Since they had spotted him, Kavio hung up his bow and leaped off the branch. He dove headfirst toward the ground, but never touched it. The harness and rope he had secured to the branch caught him. He had no weapons, but he needed none. At the lowest point, he grabbed a man around the waist and flipped him to the ground before the bouncy twine yanked him back upward.
He grabbed another branch, kicked off again, and this time he swung to the side, slashing at another man as he sped past. When he grabbed the far tree he kicked his legs again, somersaulted in the air and took the return swing back to the original redwood.
The men were in chaos.
“That muck-assed squirrel!” yelled Tamio. “I’m going to kill him!”
He pulled a rope off his belt. It was attached to a harness already in place, the only thing he wore besides his skin-tight buck legwals. Rocks lashed to the end served as grappling hooks. Tamio wasn’t practiced using the rope; it took him several tries before he lassoed a tree branch securely enough to begin climbing the trunk toward Kavio. He was fast and strong, though. Once he got going, he ascended quickly.
Kavio watched him climb long enough to determine his weaknesses, then drew out his bow and notched another arrow.

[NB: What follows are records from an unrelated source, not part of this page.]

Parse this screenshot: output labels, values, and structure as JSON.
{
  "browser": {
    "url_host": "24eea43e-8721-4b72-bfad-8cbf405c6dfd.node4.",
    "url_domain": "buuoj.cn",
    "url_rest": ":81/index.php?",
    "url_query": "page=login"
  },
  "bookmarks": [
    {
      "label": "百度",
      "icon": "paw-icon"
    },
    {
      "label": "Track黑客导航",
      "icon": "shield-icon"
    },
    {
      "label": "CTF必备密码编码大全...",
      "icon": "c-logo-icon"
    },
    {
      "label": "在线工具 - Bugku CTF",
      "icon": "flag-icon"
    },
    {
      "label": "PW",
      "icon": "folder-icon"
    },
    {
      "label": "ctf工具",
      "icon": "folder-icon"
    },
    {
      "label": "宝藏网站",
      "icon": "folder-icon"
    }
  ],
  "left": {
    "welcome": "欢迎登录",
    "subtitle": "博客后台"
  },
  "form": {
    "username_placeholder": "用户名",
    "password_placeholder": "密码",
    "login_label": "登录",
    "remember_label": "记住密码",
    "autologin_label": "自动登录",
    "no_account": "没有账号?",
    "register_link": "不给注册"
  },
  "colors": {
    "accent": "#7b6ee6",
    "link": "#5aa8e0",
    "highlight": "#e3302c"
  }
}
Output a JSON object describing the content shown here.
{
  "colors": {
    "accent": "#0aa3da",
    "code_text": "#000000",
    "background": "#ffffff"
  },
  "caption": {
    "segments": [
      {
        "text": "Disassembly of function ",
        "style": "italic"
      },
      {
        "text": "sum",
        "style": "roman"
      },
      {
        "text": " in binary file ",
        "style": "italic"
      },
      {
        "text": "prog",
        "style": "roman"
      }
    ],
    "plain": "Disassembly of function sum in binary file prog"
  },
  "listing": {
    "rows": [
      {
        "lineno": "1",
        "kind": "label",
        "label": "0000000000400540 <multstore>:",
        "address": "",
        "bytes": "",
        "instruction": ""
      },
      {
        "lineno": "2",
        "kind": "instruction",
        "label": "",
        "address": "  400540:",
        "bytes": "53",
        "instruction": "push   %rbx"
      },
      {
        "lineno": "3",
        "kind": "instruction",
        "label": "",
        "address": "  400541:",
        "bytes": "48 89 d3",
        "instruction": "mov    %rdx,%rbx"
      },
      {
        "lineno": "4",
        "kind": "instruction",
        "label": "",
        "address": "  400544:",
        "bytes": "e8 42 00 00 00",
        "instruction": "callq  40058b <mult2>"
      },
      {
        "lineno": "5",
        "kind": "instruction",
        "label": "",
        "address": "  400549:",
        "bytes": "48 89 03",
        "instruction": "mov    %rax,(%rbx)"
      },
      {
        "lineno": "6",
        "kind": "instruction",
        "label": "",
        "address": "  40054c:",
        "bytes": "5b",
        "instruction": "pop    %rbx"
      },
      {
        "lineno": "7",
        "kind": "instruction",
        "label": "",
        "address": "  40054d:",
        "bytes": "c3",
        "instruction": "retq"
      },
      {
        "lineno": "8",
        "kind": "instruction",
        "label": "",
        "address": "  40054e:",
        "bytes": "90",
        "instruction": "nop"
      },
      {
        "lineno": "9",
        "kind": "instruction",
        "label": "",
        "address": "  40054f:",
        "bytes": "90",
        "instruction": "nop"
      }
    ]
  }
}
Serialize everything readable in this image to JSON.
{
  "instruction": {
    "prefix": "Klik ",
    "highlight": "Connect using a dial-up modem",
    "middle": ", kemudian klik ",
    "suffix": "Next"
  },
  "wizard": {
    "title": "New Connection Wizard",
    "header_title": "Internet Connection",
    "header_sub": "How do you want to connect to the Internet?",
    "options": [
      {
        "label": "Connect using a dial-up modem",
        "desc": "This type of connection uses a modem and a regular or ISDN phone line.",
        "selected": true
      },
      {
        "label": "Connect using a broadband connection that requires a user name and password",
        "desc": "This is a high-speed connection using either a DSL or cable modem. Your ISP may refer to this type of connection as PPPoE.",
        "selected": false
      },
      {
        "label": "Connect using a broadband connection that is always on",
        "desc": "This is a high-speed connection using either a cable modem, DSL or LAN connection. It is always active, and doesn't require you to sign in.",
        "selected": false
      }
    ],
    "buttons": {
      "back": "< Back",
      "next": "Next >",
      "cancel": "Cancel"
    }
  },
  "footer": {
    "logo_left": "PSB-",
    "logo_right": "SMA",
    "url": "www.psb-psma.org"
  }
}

Tamio saw the motion and swung away on his rope, narrowly evading the arrow. On the backstroke, he hit the tree with both feet and ran himself rapidly the rest of the way to Kavio’s branch. He jumped onto it with his knife already in hand.
“Hu!” he shouted, triumphantly. “Who is the best now, Zavaedi!”
“Good job, except for one thing,” Kavio said.
/> “Oh yeah? What?”
Kavio pointed to the stain of red paint on Tamio’s bare chest. “You’re already dead.”
“Just trying to keep the scenario realistic,” Tamio grinned. “One little arrow isn’t enough to kill me!”
“You have to follow the rules of the game.”
“Ha! Like you do, Zavaedi? If Vultho knew you were training us Maze Born, he’d slit your belly from your squash-hole to your zucchini.”
Kavio gripped the branch and shot out both his legs in a flash kick that hit Tamio square in the chest. Tamio plummeted out the tree, though the rope, still attached to his harness, caught and bounced him before he hit bottom. He dangled upside down. Kavio slid down Tamio’s own rope and kicked him again in the butt as he landed.
“Don’t get cocky,” Kavio suggested. “You’re not that good yet.”
“I will be,” Tamio said. He was still upside down. He struggled until he managed to unhitch his harness and drop, right side up, on the ground.
Kavio shook his head. He clapped hands with Gremo, who had acquired a smear of red paint across his throat on one of Kavio’s swings.
“It’s impressive, Zavaedi,” Gremo said. “But you really think we need to hang in trees like possums? Before Rthan left, you were teaching us to swim like otters. First boats, now trees. Can’t we just fight like men, on the solid ground?”
“You fight wherever you have the advantage over your enemy,” said Kavio. “That could be ten spans above the ground or ten spans below it. If we were in the Labyrinth, I’d teach you tunnel fighting too.”
The men groaned.
“Don’t worry, there aren’t enough tunnels here to make that possible,” said Kavio.
“Awww, Gremo would love a chance to be a gopher,” said Tamio.